Brown scored the tournament's first goal, and America were kept in check until the early part of a second quarter that saw them outscore their opponents by seven goals.

The defending champions then eased through the gears, with the brilliant 14-goal Chuck Aoki in commanding form, although he was ultimately outshone by Phipps.

Southampton-based Phipps was the only player involved today with the sport's highest value classification of 3.5, and he certainly delivered.

"I was so nervous in the tunnel before the game," he said. "I played quite well when I was on court, but the United States are so clinical with the ball.

"France doesn't have the experience that America has, but this is not an easy group, and the other one is just as tough. Potentially, six of the teams here could medal.

"I think we match up well against France. I am confident we will beat them, and I'm definitely confident we will still medal."

Kylie Grimes, the only female player in Britain's ranks - and one of only two in the tournament - added: "We came out really strong.

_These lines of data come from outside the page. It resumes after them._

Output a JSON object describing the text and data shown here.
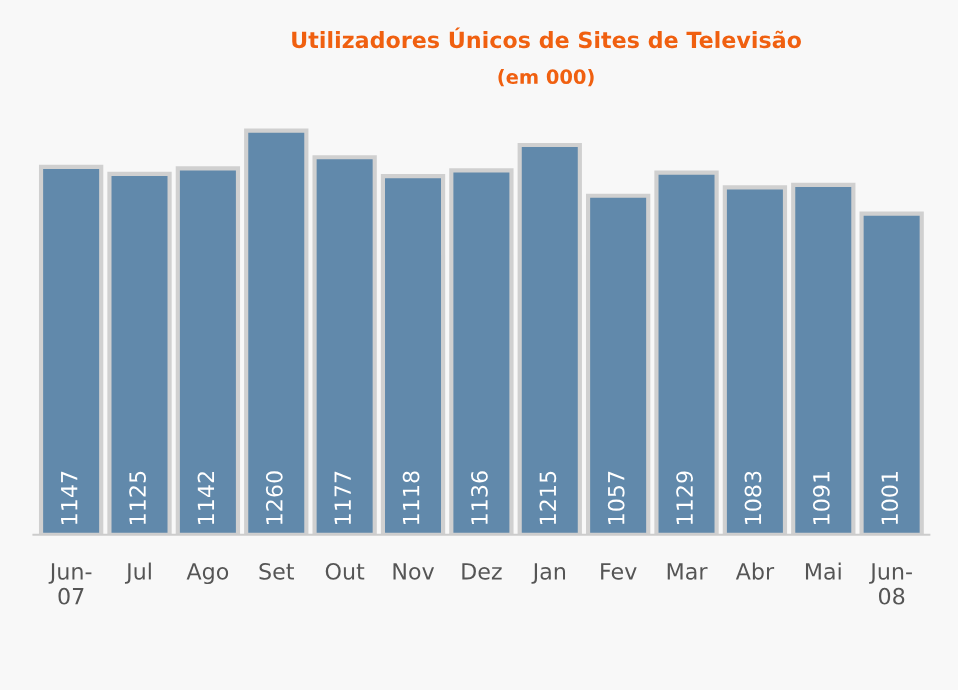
{
  "chart_data": {
    "type": "bar",
    "title": "Utilizadores Únicos de Sites de Televisão",
    "subtitle": "(em 000)",
    "categories": [
      "Jun-\n07",
      "Jul",
      "Ago",
      "Set",
      "Out",
      "Nov",
      "Dez",
      "Jan",
      "Fev",
      "Mar",
      "Abr",
      "Mai",
      "Jun-\n08"
    ],
    "values": [
      1147,
      1125,
      1142,
      1260,
      1177,
      1118,
      1136,
      1215,
      1057,
      1129,
      1083,
      1091,
      1001
    ],
    "color": "#6189ab",
    "data_labels": true,
    "grid": false,
    "legend": false,
    "tick_labels": "x"
  }
}
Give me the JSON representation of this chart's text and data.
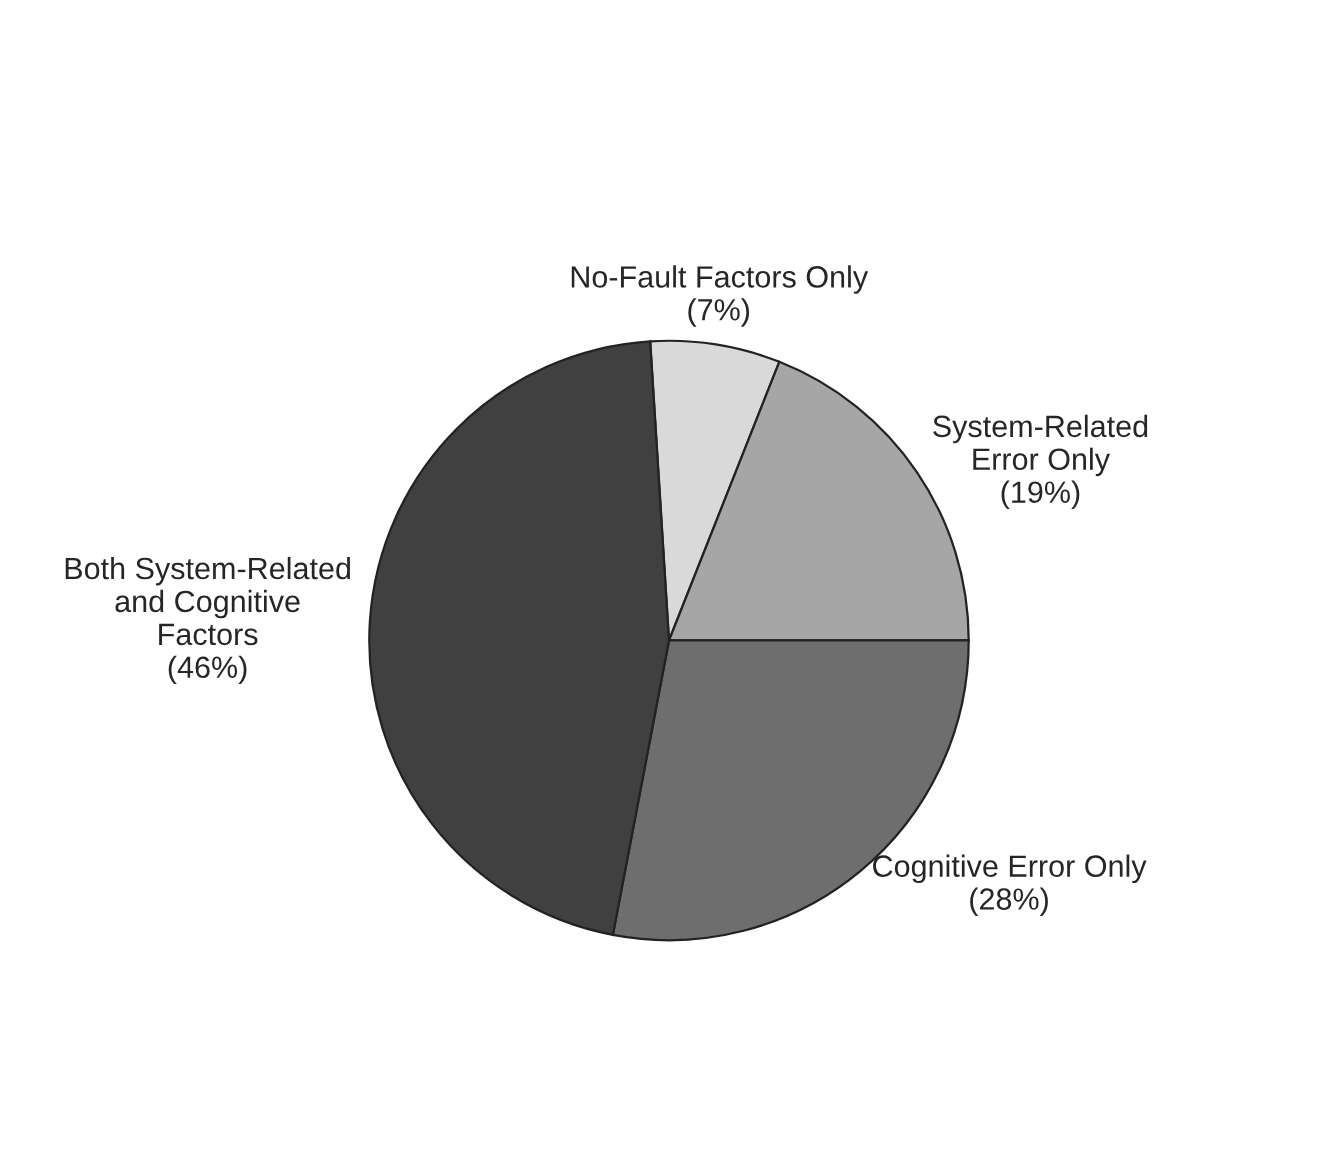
{
  "chart_data": {
    "type": "pie",
    "categories": [
      "No-Fault Factors Only",
      "System-Related\nError Only",
      "Cognitive Error Only",
      "Both System-Related\nand Cognitive\nFactors"
    ],
    "values": [
      7,
      19,
      28,
      46
    ],
    "value_labels": [
      "(7%)",
      "(19%)",
      "(28%)",
      "(46%)"
    ],
    "colors": [
      "#d9d9d9",
      "#a6a6a6",
      "#6e6e6e",
      "#404040"
    ],
    "legend": false
  }
}
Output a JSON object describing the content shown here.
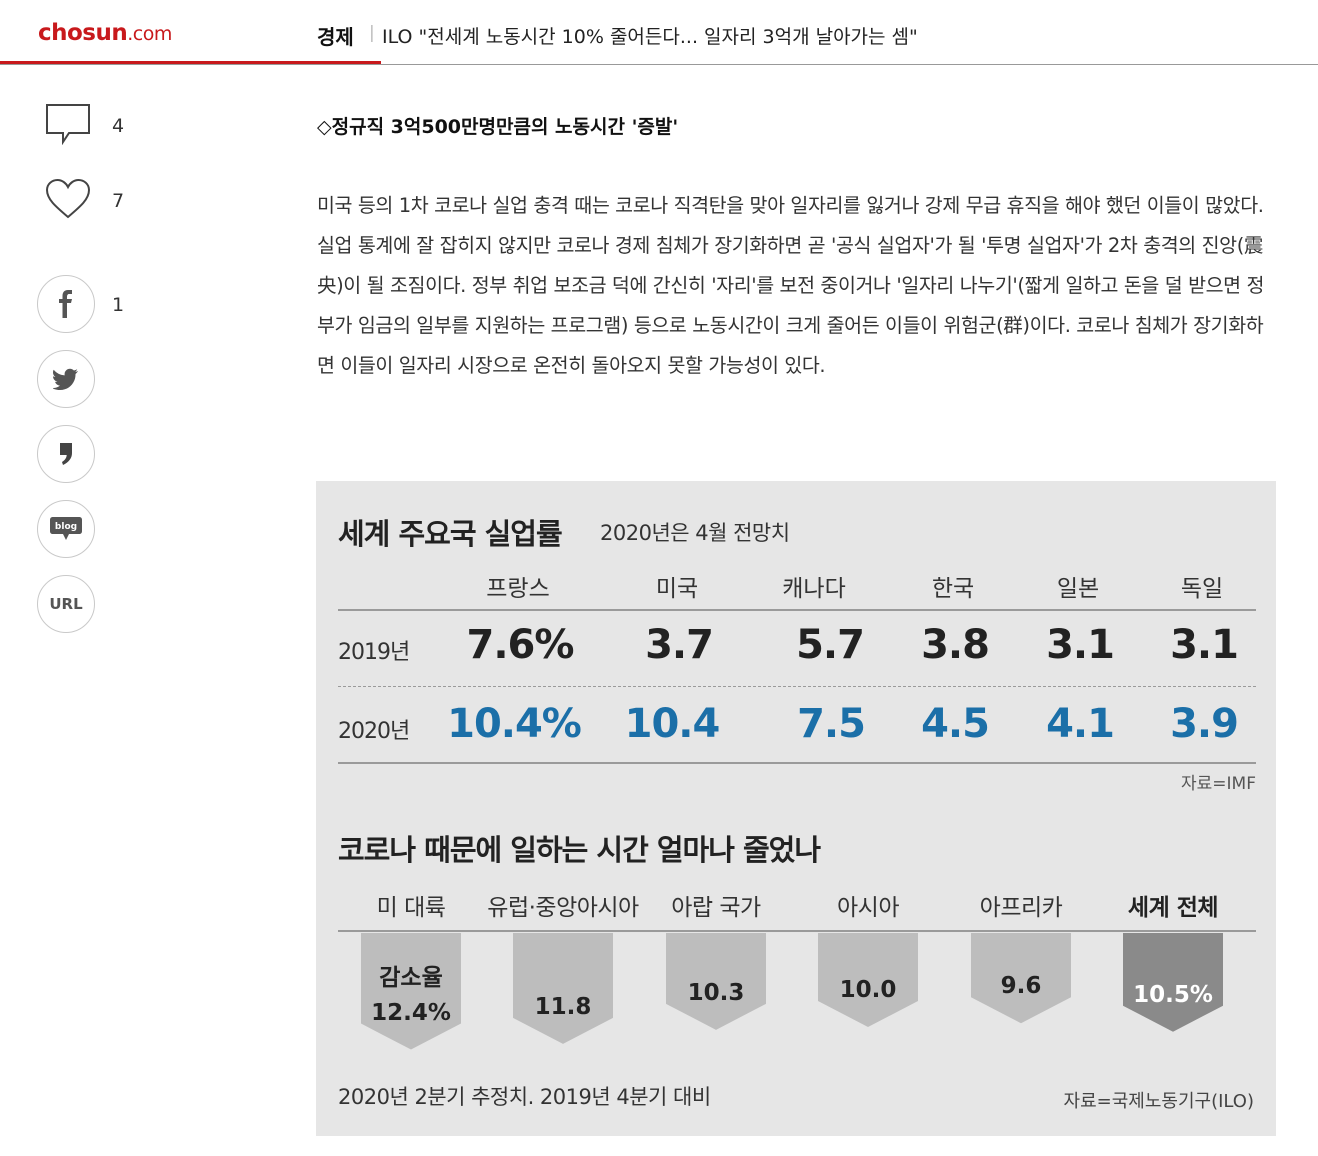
{
  "header": {
    "logo_main": "chosun",
    "logo_suffix": ".com",
    "section": "경제",
    "separator": "|",
    "headline": "ILO \"전세계 노동시간 10% 줄어든다... 일자리 3억개 날아가는 셈\""
  },
  "sidebar": {
    "comment_count": "4",
    "like_count": "7",
    "facebook_count": "1",
    "twitter_icon": "twitter-icon",
    "kakao_icon": "kakaostory-icon",
    "blog_label": "blog",
    "url_label": "URL"
  },
  "article": {
    "subhead": "◇정규직 3억500만명만큼의 노동시간 '증발'",
    "paragraph": "미국 등의 1차 코로나 실업 충격 때는 코로나 직격탄을 맞아 일자리를 잃거나 강제 무급 휴직을 해야 했던 이들이 많았다. 실업 통계에 잘 잡히지 않지만 코로나 경제 침체가 장기화하면 곧 '공식 실업자'가 될 '투명 실업자'가 2차 충격의 진앙(震央)이 될 조짐이다. 정부 취업 보조금 덕에 간신히 '자리'를 보전 중이거나 '일자리 나누기'(짧게 일하고 돈을 덜 받으면 정부가 임금의 일부를 지원하는 프로그램) 등으로 노동시간이 크게 줄어든 이들이 위험군(群)이다. 코로나 침체가 장기화하면 이들이 일자리 시장으로 온전히 돌아오지 못할 가능성이 있다."
  },
  "infographic": {
    "colors": {
      "background": "#e6e6e6",
      "value_2020": "#1b6fa8",
      "highlight_shape": "#8a8a8a",
      "normal_shape": "#bdbdbd"
    },
    "table_title": "세계 주요국 실업률",
    "table_subtitle": "2020년은 4월 전망치",
    "countries": [
      "프랑스",
      "미국",
      "캐나다",
      "한국",
      "일본",
      "독일"
    ],
    "rows": [
      {
        "year": "2019년",
        "values": [
          "7.6%",
          "3.7",
          "5.7",
          "3.8",
          "3.1",
          "3.1"
        ]
      },
      {
        "year": "2020년",
        "values": [
          "10.4%",
          "10.4",
          "7.5",
          "4.5",
          "4.1",
          "3.9"
        ]
      }
    ],
    "table_source": "자료=IMF",
    "chart_title": "코로나 때문에 일하는 시간 얼마나 줄었나",
    "regions": [
      "미 대륙",
      "유럽·중앙아시아",
      "아랍 국가",
      "아시아",
      "아프리카",
      "세계 전체"
    ],
    "decrease_label": "감소율",
    "decrease_values": [
      "12.4%",
      "11.8",
      "10.3",
      "10.0",
      "9.6",
      "10.5%"
    ],
    "note": "2020년 2분기 추정치. 2019년 4분기 대비",
    "chart_source": "자료=국제노동기구(ILO)"
  },
  "chart_data": {
    "type": "bar",
    "title": "코로나 때문에 일하는 시간 얼마나 줄었나",
    "categories": [
      "미 대륙",
      "유럽·중앙아시아",
      "아랍 국가",
      "아시아",
      "아프리카",
      "세계 전체"
    ],
    "series": [
      {
        "name": "감소율",
        "values": [
          12.4,
          11.8,
          10.3,
          10.0,
          9.6,
          10.5
        ]
      }
    ],
    "unit": "%",
    "orientation": "downward",
    "highlight": "세계 전체"
  }
}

"America were a bit shaky, which I was pleased about, but they are a very experienced, well-drilled team.

"I get asked all the time about being the only woman in the team, but that's fine. They don't treat me any differently and they hit me just as hard, and that's the way it should be."

The United States now go on to play Japan tomorrow night, and coach James Gumbert was relieved to have got through a demanding first fixture.

"The fans were phenomenal, and Britain came out and threw everything in the tool-bag at us. We had to go back, find another tool-bag and get some old tools out," he said.

"They are a quality team - they played like champions - and we knew we would have to weather some storms.

"We felt like the underdog today, and it's not often we feel that way."